Of course, there is the issue of Baskin’s alleged murder of her ex-husband, Don Lewis. But there is nowhere near enough evidence to convict Baskin of this crime, as opposed to the plethora of evidence that led to Exotic’s convictions on murder-for-hire and animal cruelty charges. The majority of the evidence is completely circumstantial and is pushed in cockamamie theories by individuals who would have a lot to gain economically from the allegation being true, like Lewis’s ex-wife and the bombastic zookeepers whose inhumanity Baskin is trying to stop. And even if Baskin did feed her millionaire husband to her tigers, it seems odd that any students from the College would criticize her for that given how many of us, myself included, gleefully say “eat the rich” on a regular basis.

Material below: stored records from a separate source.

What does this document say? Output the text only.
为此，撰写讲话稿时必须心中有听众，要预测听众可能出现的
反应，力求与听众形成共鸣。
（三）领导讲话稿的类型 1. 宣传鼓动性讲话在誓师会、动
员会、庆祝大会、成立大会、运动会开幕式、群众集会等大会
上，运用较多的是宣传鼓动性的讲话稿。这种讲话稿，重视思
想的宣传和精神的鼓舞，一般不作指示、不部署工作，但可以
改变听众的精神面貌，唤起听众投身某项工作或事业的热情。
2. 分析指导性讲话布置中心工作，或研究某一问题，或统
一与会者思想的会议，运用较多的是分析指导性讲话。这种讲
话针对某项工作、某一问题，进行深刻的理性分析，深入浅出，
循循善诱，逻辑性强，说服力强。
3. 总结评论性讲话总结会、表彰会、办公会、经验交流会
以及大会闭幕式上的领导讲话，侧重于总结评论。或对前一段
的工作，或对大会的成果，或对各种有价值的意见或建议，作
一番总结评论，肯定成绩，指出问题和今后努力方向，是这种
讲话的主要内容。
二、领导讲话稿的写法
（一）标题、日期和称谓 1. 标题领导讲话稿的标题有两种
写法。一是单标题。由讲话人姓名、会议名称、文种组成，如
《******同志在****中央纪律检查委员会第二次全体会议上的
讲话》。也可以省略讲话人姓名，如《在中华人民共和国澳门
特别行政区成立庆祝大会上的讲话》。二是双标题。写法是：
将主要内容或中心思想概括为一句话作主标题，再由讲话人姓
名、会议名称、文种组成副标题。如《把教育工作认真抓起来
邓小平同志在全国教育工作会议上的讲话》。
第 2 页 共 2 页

The series almost seems formulated to present Baskin as a villain. The documentarians dedicate an entire episode to the unproven allegations against her, but they barely spend 20 minutes exploring Antle’s undeniably creepy treatment of young women working at his zoo. Viewers see interviews with anyone who could possibly have anything to say about Lewis’s disappearance — including his handyman, for some reason — but only get to hear from one woman who escaped from Antle’s harem, who describes everything from roach-infested living quarters to forced breast enhancement surgery.

I’m not saying Baskin is an angel. I’m not even saying she isn’t sometimes hypocritical. I’m just pointing out that she is nowhere near the worst person appearing in ‘Tiger King.’

The series makes a point of emphasizing the legal support Baskin receives from the wildly unpopular People for the Ethical Treatment of Animals, but waits until halfway through the final episode to bring up Exotic’s murder of tigers. To learn more about Exotic’s animal cruelty, you would have to watch the bonus episode that was released nearly a month after the rest of the series and hosted by “Community” star Joel McHale — who, by the way, does not look very happy to be there. I guess things have really gone downhill for him since leaving Greendale. Even in this bonus episode, Rick Kirkham’s horrific story of Exotic killing a horse he promised to keep safe seems to be played for laughs.

I’m not saying Baskin is an angel. I’m not even saying she isn’t sometimes hypocritical. I’m just pointing out that she is nowhere near the worst person appearing in ‘Tiger King.’ My hope is that the members of the College community who spend their newfound free time bingeing ‘Tiger King’ realize that if they are saying something that the likes of Joe Exotic, Doc Antle and Mario Tabraue would probably agree with, maybe they should rethink their priorities.